В довершение всего я очень обрадовался, услыхав замечания Якира по адресу тех строевых командиров, которые недооценивали инженерного обеспечения боевых действий. Он напомнил участникам игры, что без инженерных войск успех современного боя немыслим.
Разбор закончился. Командиры тесной толпой окружили Якира. А я вышел в коридор и, переполненный впечатлениями, почему-то вспомнил девятнадцатый год, клуб коммунистов Южного фронта и теплые слова докладчика о личной храбрости и боевом мастерстве Якира.

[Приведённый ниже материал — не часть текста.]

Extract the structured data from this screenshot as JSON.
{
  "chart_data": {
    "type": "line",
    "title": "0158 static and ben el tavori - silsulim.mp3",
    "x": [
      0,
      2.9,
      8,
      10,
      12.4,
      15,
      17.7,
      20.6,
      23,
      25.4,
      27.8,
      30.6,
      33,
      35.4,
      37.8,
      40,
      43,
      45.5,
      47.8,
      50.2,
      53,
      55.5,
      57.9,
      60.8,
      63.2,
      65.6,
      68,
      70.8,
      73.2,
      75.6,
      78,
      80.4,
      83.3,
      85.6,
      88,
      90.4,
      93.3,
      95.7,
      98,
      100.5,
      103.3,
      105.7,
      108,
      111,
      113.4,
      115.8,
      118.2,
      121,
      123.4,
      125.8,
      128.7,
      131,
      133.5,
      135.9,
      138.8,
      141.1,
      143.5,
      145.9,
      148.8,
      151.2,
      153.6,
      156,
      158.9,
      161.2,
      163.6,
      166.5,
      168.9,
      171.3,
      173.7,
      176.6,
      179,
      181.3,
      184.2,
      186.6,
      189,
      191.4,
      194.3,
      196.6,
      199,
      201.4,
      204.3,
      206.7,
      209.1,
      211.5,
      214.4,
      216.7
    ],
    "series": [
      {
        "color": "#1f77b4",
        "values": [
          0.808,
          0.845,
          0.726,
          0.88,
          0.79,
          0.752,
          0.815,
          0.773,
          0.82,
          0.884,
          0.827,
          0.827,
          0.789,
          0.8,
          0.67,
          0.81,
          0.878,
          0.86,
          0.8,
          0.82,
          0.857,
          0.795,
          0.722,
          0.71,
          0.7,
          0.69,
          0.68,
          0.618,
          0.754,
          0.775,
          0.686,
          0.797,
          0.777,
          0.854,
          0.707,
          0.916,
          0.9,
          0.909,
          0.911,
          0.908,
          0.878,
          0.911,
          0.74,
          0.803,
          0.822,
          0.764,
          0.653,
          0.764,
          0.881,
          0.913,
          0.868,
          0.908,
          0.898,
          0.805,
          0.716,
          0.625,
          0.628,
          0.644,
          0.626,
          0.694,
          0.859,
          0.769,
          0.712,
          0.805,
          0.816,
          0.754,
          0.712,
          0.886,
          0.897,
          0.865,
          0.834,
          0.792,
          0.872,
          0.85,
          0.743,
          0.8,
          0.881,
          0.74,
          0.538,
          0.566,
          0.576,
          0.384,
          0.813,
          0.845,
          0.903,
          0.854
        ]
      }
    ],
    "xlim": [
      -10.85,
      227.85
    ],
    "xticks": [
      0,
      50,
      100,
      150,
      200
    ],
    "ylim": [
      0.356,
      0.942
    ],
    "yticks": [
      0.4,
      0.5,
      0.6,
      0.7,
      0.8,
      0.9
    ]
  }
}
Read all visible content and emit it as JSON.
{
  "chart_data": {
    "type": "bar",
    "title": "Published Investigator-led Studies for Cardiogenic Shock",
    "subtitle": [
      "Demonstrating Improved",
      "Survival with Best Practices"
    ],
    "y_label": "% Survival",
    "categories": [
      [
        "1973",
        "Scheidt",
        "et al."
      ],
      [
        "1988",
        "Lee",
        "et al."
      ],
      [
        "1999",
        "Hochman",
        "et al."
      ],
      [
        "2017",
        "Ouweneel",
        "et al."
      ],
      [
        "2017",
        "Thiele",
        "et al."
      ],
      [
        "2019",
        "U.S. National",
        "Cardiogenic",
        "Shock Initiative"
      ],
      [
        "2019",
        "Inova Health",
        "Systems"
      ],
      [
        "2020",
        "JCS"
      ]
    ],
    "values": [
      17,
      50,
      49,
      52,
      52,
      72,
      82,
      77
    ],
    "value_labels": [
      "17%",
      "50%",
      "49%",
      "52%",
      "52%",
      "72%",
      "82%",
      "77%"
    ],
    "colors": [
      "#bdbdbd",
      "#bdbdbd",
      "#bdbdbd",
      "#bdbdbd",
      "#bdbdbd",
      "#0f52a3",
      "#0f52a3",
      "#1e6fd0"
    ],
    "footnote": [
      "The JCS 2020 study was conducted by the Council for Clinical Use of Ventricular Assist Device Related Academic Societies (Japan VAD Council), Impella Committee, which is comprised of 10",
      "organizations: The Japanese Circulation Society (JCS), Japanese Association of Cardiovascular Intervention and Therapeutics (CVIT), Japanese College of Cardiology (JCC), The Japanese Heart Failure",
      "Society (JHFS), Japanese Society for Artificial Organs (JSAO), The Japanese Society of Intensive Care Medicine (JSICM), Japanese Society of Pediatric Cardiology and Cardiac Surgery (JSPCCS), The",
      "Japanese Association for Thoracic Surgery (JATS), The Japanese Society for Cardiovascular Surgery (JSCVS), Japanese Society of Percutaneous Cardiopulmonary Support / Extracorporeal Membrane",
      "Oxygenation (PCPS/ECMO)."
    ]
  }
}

Я и сам теперь мог бы многое рассказать о нем: и личная беседа, и игра, и разбор раскрыли мне высокие качества Ионы Эммануиловича как военного руководителя и человека.
В 1927 году в числе делегатов 25-й стрелковой дивизии я поехал в Харьков, на партийную конференцию Украинского военного округа. Там увидел многих прославленных командиров и политработников, и меня охватило чувство приподнятости и праздничности. Вот стремительно прошел командир - комиссар 17-го Приморского корпуса Ян Фрицевич Фабрициус. Худой, высокий, с длинными усами и бородкой-эспаньолкой, внешне хмурый и неразговорчивый, с четырьмя орденами Красного Знамени на гимнастерке, он обращал на себя общее внимание. Фабрициус подошел к Ионе Эммануиловичу Якиру. Они долго и оживленно о чем-то говорили, на суровом лице Фабрициуса появилась улыбка, и он сдержанно кашлял в кулак. В конце коридора член Военного совета округа Дегтярев беседовал с большой группой политработников. Медленно прохаживались, разглядывая портреты и диаграммы, командиры-кавалеристы.
Прозвенел звонок, все поспешили в зал, заняли свои места, и конференция началась.
Открыл ее член Военного совета - начальник политуправления округа Дегтярев. Потом с докладом о борьбе с бюрократизмом выступил заместитель начальника политуправления округа Кучмин. После доклада разгорелись горячие прения. Выступавшие отмечали случаи бюрократизма в своих соединениях и частях, вносили предложения, как быстрее покончить с этим злом.
Иона Эммануилович сидел в президиуме, внимательно слушал, а иногда делал в своем блокноте какие-то пометки. К нему подходили то адъютант, то работник штаба или политуправления, клали перед ним телеграммы, бумаги. Услышав что-нибудь очень интересное, он отодвигал бумаги в сторону и поворачивался всем корпусом к очередному оратору.
Когда слово предоставили Фабрициусу, товарищ Якир стал особенно внимательным и сосредоточенным. Фабрициус привел несколько ярких примеров борьбы с бюрократизмом, вызвавших хохот и аплодисменты.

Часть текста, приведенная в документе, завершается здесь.